Tante Faridah mendatangi kantor Mahendra. Ia langsung masuk ke dalam ruangannya tanpa menghiarukan sekretarisnya.


Tante Faridah langsung masuk ke ruangan Mahendra tanpa salam membuat Mahendra kaget dan matanya membelalak menatap tante Faridah, ia masih tidak percaya dengan apa yang ia lihat. Tante Faridah yang selama ini menghilang dalam hidupnya kini tiba-tiba hadir di depannya.
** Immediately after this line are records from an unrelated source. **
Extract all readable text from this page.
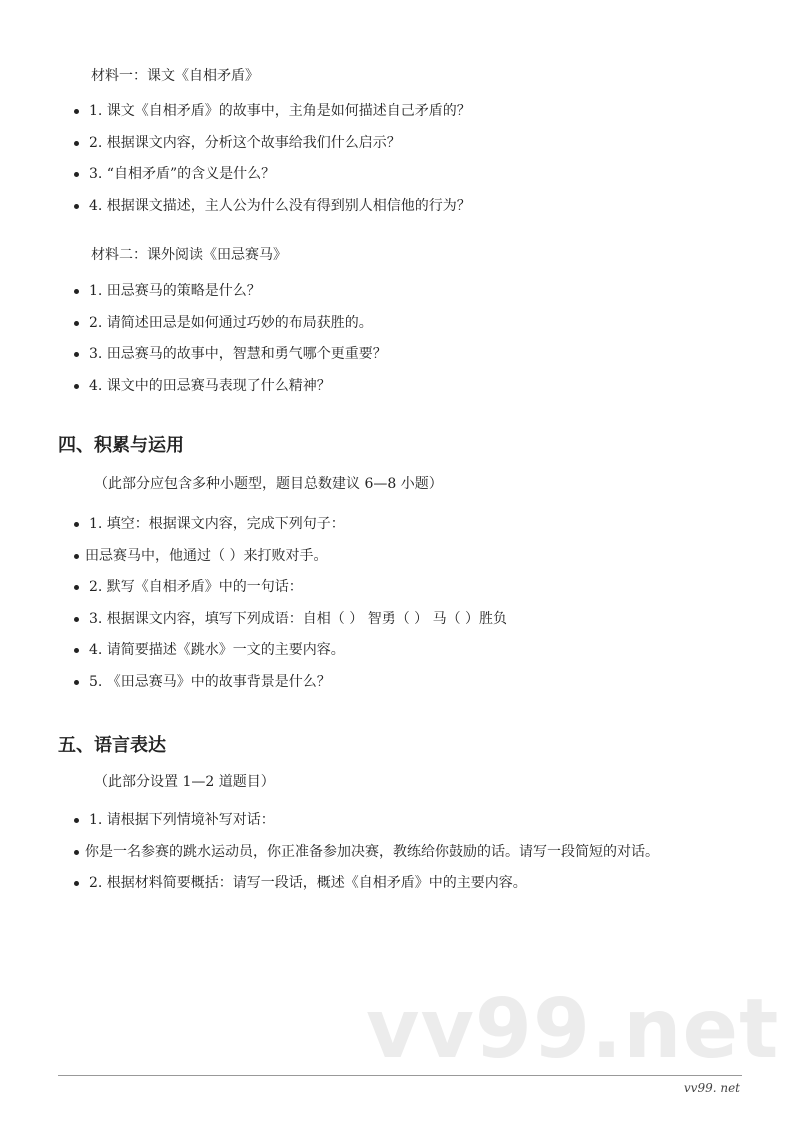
材料一：课文《自相矛盾》
1. 课文《自相矛盾》的故事中，主角是如何描述自己矛盾的？
2. 根据课文内容，分析这个故事给我们什么启示？
3. “自相矛盾”的含义是什么？
4. 根据课文描述，主人公为什么没有得到别人相信他的行为？
材料二：课外阅读《田忌赛马》
1. 田忌赛马的策略是什么？
2. 请简述田忌是如何通过巧妙的布局获胜的。
3. 田忌赛马的故事中，智慧和勇气哪个更重要？
4. 课文中的田忌赛马表现了什么精神？
四、积累与运用
（此部分应包含多种小题型，题目总数建议 6—8 小题）
1. 填空：根据课文内容，完成下列句子：
田忌赛马中，他通过（ ）来打败对手。
2. 默写《自相矛盾》中的一句话：
3. 根据课文内容，填写下列成语：自相（ ） 智勇（ ） 马（ ）胜负
4. 请简要描述《跳水》一文的主要内容。
5. 《田忌赛马》中的故事背景是什么？
五、语言表达
（此部分设置 1—2 道题目）
1. 请根据下列情境补写对话：
你是一名参赛的跳水运动员，你正准备参加决赛，教练给你鼓励的话。请写一段简短的对话。
2. 根据材料简要概括：请写一段话，概述《自相矛盾》中的主要内容。
vv99.net
vv99. net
Sungguh membuat hari Mahendra tertegun, bahan rasa bahagia dan terharunya kian bergejolak di hatinya.


//Pak maafkan saya// ucap sekretarisnya merasa bersalan lalu menunduk kepala setelah menatap tante Faridah dan Mahendra secara bergantian.


//Kamu boleh keluar, dan cegas siapapun yang datang kesini. Selama ibu ini ada di ruangan saya// ucap Mahendra tegas dengan pandang lurus menatap tante Faridah tanpa mengedip matanya.


Sekretarisnya mengangguk kepalanya dan beranjak pergi.


//Kemari, silakan duduk// ucap Mahendra penuh perhatian dan tersenyum lembut di bibirnya.


Tante Faridah langsung berjalan mengikuti arah Mahendra dan duduk di sofa, sesuai dengan keinginan Mahendra.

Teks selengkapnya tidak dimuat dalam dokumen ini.